What is the advantage we are gaining by splitting the single feature with 3 categories i.e. Ear Shape into Pointy ears, Floppy ears, Oval ears using one hot encoding as opposed to having three branches in the decision tree when the node is split by the feature Ear shape, where each branch will be assigned a distinct value (category value) of the Ear Shape.
One advantage I could notice is that the Decision tree built with one hot encoding will be simple to understand and analyze with a maximum of 2 branches per node, is there any other advantage?
You can’t have text in the rows when fitting a model.
One hot encoding converts the categorical value to numeric as a “dummy variable”.
Hi @abhilash341,
Besides @dan_herman’s answer, what other problems can you think of without one-hot encoding them?
Let’s say we use numbers to represent ear shape: 1, 2, 3 stands for pointy, oval, and floppy respectively. Given that you know how splitting works (as lecture explained that part), what are the possible splits?
What if you change the order of those shapes, that now, 2, 1, 3 represents pointy, oval, and floppy respectively?
Cheers,
Raymond
Given that you know how splitting works (as lecture explained that part), what are the possible splits?

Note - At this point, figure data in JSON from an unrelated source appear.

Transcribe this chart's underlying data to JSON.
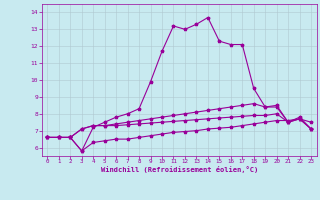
{
  "background_color": "#c8eaf0",
  "line_color": "#990099",
  "grid_color": "#b0c8d0",
  "xlim": [
    -0.5,
    23.5
  ],
  "ylim": [
    5.5,
    14.5
  ],
  "yticks": [
    6,
    7,
    8,
    9,
    10,
    11,
    12,
    13,
    14
  ],
  "xticks": [
    0,
    1,
    2,
    3,
    4,
    5,
    6,
    7,
    8,
    9,
    10,
    11,
    12,
    13,
    14,
    15,
    16,
    17,
    18,
    19,
    20,
    21,
    22,
    23
  ],
  "xlabel": "Windchill (Refroidissement éolien,°C)",
  "line1_x": [
    0,
    1,
    2,
    3,
    4,
    5,
    6,
    7,
    8,
    9,
    10,
    11,
    12,
    13,
    14,
    15,
    16,
    17,
    18,
    19,
    20,
    21,
    22,
    23
  ],
  "line1_y": [
    6.6,
    6.6,
    6.6,
    5.8,
    6.3,
    6.4,
    6.5,
    6.5,
    6.6,
    6.7,
    6.8,
    6.9,
    6.95,
    7.0,
    7.1,
    7.15,
    7.2,
    7.3,
    7.4,
    7.5,
    7.6,
    7.6,
    7.7,
    7.5
  ],
  "line2_x": [
    0,
    1,
    2,
    3,
    4,
    5,
    6,
    7,
    8,
    9,
    10,
    11,
    12,
    13,
    14,
    15,
    16,
    17,
    18,
    19,
    20,
    21,
    22,
    23
  ],
  "line2_y": [
    6.6,
    6.6,
    6.6,
    7.1,
    7.3,
    7.3,
    7.3,
    7.35,
    7.4,
    7.45,
    7.5,
    7.55,
    7.6,
    7.65,
    7.7,
    7.75,
    7.8,
    7.85,
    7.9,
    7.9,
    8.0,
    7.5,
    7.7,
    7.1
  ],
  "line3_x": [
    0,
    1,
    2,
    3,
    4,
    5,
    6,
    7,
    8,
    9,
    10,
    11,
    12,
    13,
    14,
    15,
    16,
    17,
    18,
    19,
    20,
    21,
    22,
    23
  ],
  "line3_y": [
    6.6,
    6.6,
    6.6,
    7.1,
    7.3,
    7.3,
    7.4,
    7.5,
    7.6,
    7.7,
    7.8,
    7.9,
    8.0,
    8.1,
    8.2,
    8.3,
    8.4,
    8.5,
    8.6,
    8.4,
    8.5,
    7.5,
    7.8,
    7.1
  ],
  "line4_x": [
    0,
    1,
    2,
    3,
    4,
    5,
    6,
    7,
    8,
    9,
    10,
    11,
    12,
    13,
    14,
    15,
    16,
    17,
    18,
    19,
    20,
    21,
    22,
    23
  ],
  "line4_y": [
    6.6,
    6.6,
    6.6,
    5.8,
    7.2,
    7.5,
    7.8,
    8.0,
    8.3,
    9.9,
    11.7,
    13.2,
    13.0,
    13.3,
    13.7,
    12.3,
    12.1,
    12.1,
    9.5,
    8.4,
    8.4,
    7.5,
    7.7,
    7.1
  ]
}
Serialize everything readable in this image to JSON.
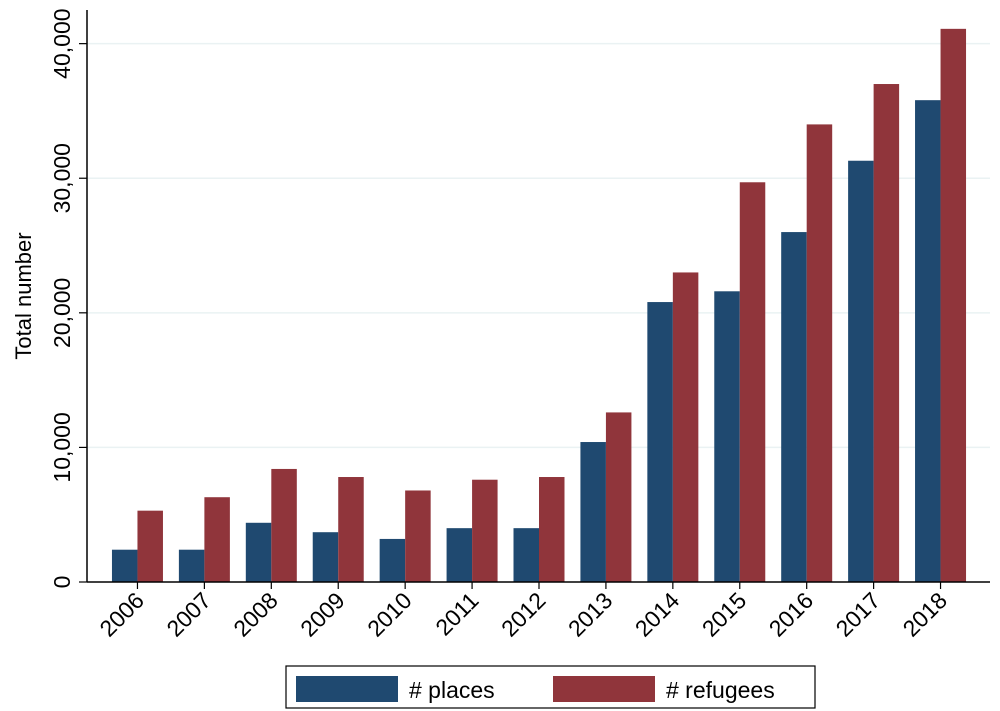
{
  "chart_data": {
    "type": "bar",
    "title": "",
    "xlabel": "",
    "ylabel": "Total number",
    "ylim": [
      0,
      42500
    ],
    "yticks": [
      0,
      10000,
      20000,
      30000,
      40000
    ],
    "ytick_labels": [
      "0",
      "10,000",
      "20,000",
      "30,000",
      "40,000"
    ],
    "grid": true,
    "legend_position": "bottom",
    "categories": [
      "2006",
      "2007",
      "2008",
      "2009",
      "2010",
      "2011",
      "2012",
      "2013",
      "2014",
      "2015",
      "2016",
      "2017",
      "2018"
    ],
    "series": [
      {
        "name": "# places",
        "color": "#1f4970",
        "values": [
          2400,
          2400,
          4400,
          3700,
          3200,
          4000,
          4000,
          10400,
          20800,
          21600,
          26000,
          31300,
          35800
        ]
      },
      {
        "name": "# refugees",
        "color": "#90353b",
        "values": [
          5300,
          6300,
          8400,
          7800,
          6800,
          7600,
          7800,
          12600,
          23000,
          29700,
          34000,
          37000,
          41100
        ]
      }
    ]
  }
}
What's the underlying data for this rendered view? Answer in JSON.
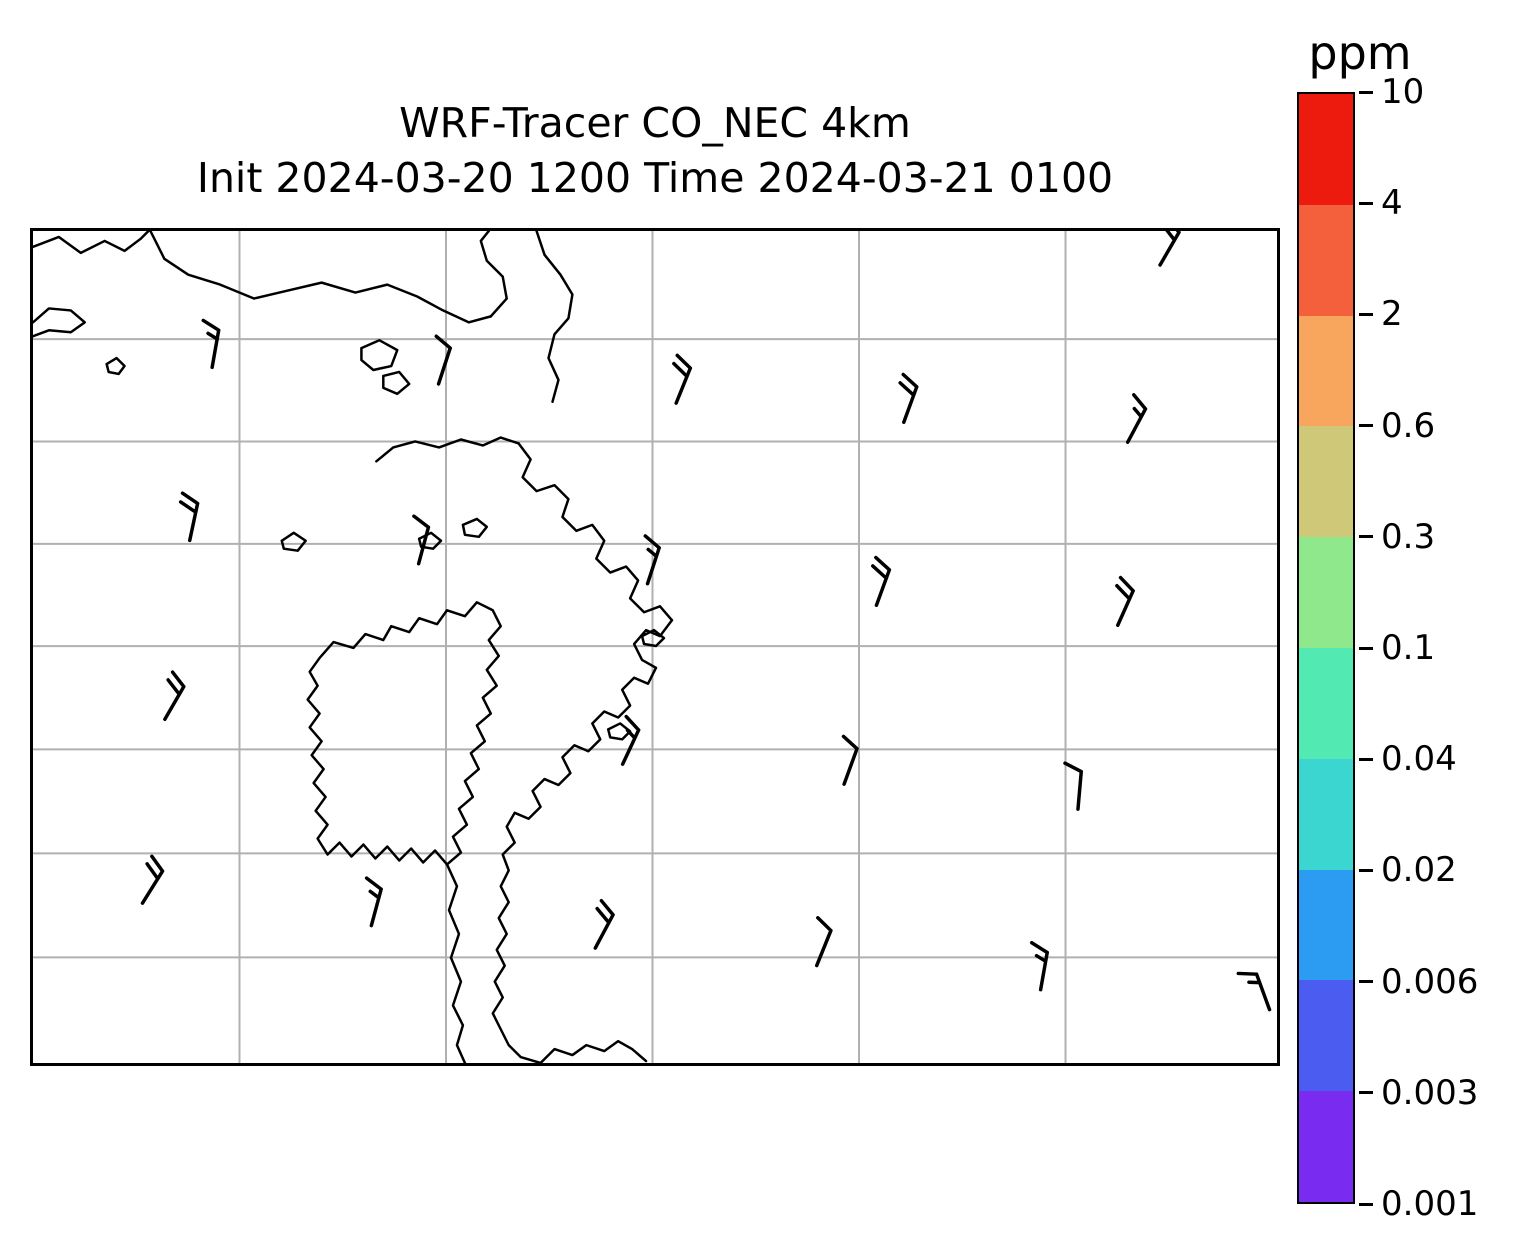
{
  "title": {
    "line1": "WRF-Tracer CO_NEC 4km",
    "line2": "Init 2024-03-20 1200 Time 2024-03-21 0100"
  },
  "colorbar": {
    "label": "ppm",
    "ticks": [
      "10",
      "4",
      "2",
      "0.6",
      "0.3",
      "0.1",
      "0.04",
      "0.02",
      "0.006",
      "0.003",
      "0.001"
    ],
    "segments": [
      {
        "range": "4-10",
        "color": "#ec1b0e"
      },
      {
        "range": "2-4",
        "color": "#f4603c"
      },
      {
        "range": "0.6-2",
        "color": "#f8a55e"
      },
      {
        "range": "0.3-0.6",
        "color": "#cfc878"
      },
      {
        "range": "0.1-0.3",
        "color": "#8fe88b"
      },
      {
        "range": "0.04-0.1",
        "color": "#52eab2"
      },
      {
        "range": "0.02-0.04",
        "color": "#3bd6d0"
      },
      {
        "range": "0.006-0.02",
        "color": "#2b9cf2"
      },
      {
        "range": "0.003-0.006",
        "color": "#4b5df0"
      },
      {
        "range": "0.001-0.003",
        "color": "#7a2bf0"
      }
    ]
  },
  "chart_data": {
    "type": "heatmap",
    "title": "WRF-Tracer CO_NEC 4km",
    "subtitle": "Init 2024-03-20 1200 Time 2024-03-21 0100",
    "units": "ppm",
    "colorbar_levels": [
      0.001,
      0.003,
      0.006,
      0.02,
      0.04,
      0.1,
      0.3,
      0.6,
      2,
      4,
      10
    ],
    "colorbar_colors_bottom_to_top": [
      "#7a2bf0",
      "#4b5df0",
      "#2b9cf2",
      "#3bd6d0",
      "#52eab2",
      "#8fe88b",
      "#cfc878",
      "#f8a55e",
      "#f4603c",
      "#ec1b0e"
    ],
    "filled_contours_visible": false,
    "grid": {
      "on": true,
      "color": "#b0b0b0",
      "vertical_fracs": [
        0.166,
        0.332,
        0.498,
        0.664,
        0.83
      ],
      "horizontal_fracs": [
        0.13,
        0.253,
        0.376,
        0.499,
        0.623,
        0.748,
        0.873
      ]
    },
    "wind_barbs": [
      {
        "x": 0.906,
        "y": 0.017,
        "angle": 30,
        "ticks": 2
      },
      {
        "x": 0.144,
        "y": 0.14,
        "angle": 10,
        "ticks": 1.5
      },
      {
        "x": 0.326,
        "y": 0.16,
        "angle": 18,
        "ticks": 1
      },
      {
        "x": 0.517,
        "y": 0.183,
        "angle": 22,
        "ticks": 2
      },
      {
        "x": 0.7,
        "y": 0.206,
        "angle": 20,
        "ticks": 2
      },
      {
        "x": 0.88,
        "y": 0.23,
        "angle": 28,
        "ticks": 1.5
      },
      {
        "x": 0.126,
        "y": 0.348,
        "angle": 12,
        "ticks": 2
      },
      {
        "x": 0.31,
        "y": 0.376,
        "angle": 15,
        "ticks": 1
      },
      {
        "x": 0.494,
        "y": 0.4,
        "angle": 18,
        "ticks": 1.5
      },
      {
        "x": 0.678,
        "y": 0.426,
        "angle": 20,
        "ticks": 2
      },
      {
        "x": 0.872,
        "y": 0.45,
        "angle": 24,
        "ticks": 2
      },
      {
        "x": 0.106,
        "y": 0.563,
        "angle": 30,
        "ticks": 2
      },
      {
        "x": 0.474,
        "y": 0.617,
        "angle": 25,
        "ticks": 1.5
      },
      {
        "x": 0.652,
        "y": 0.641,
        "angle": 20,
        "ticks": 1
      },
      {
        "x": 0.84,
        "y": 0.671,
        "angle": 5,
        "ticks": 1
      },
      {
        "x": 0.088,
        "y": 0.784,
        "angle": 32,
        "ticks": 2
      },
      {
        "x": 0.272,
        "y": 0.811,
        "angle": 15,
        "ticks": 1.5
      },
      {
        "x": 0.452,
        "y": 0.838,
        "angle": 28,
        "ticks": 2
      },
      {
        "x": 0.63,
        "y": 0.859,
        "angle": 22,
        "ticks": 1
      },
      {
        "x": 0.81,
        "y": 0.888,
        "angle": 10,
        "ticks": 1.5
      },
      {
        "x": 0.994,
        "y": 0.912,
        "angle": -20,
        "ticks": 1.5
      }
    ]
  }
}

What if you change the order of those shapes, that now, 2, 1, 3 represents pointy, oval, and floppy respectively?
this is my intuition.
Hello @abhilash341,
This is not how most decision tree packages work, they do not give you a three-way split, instead, just a two-way split. For example, it can split at between 1 and 2 so that you have a group of (1) and a group of (2, 3). It can split at between 2 and 3, so that you have a group of (1, 2) and a group of (3).
So, do you see any problem? Is there anything that only one-hot encoded features can give you that the above two-way splits can’t?
Raymond
Generally you should not use an enumerated list to identify different classes. This implies an unnecessary (and probably incorrect) linear relationship between the classes.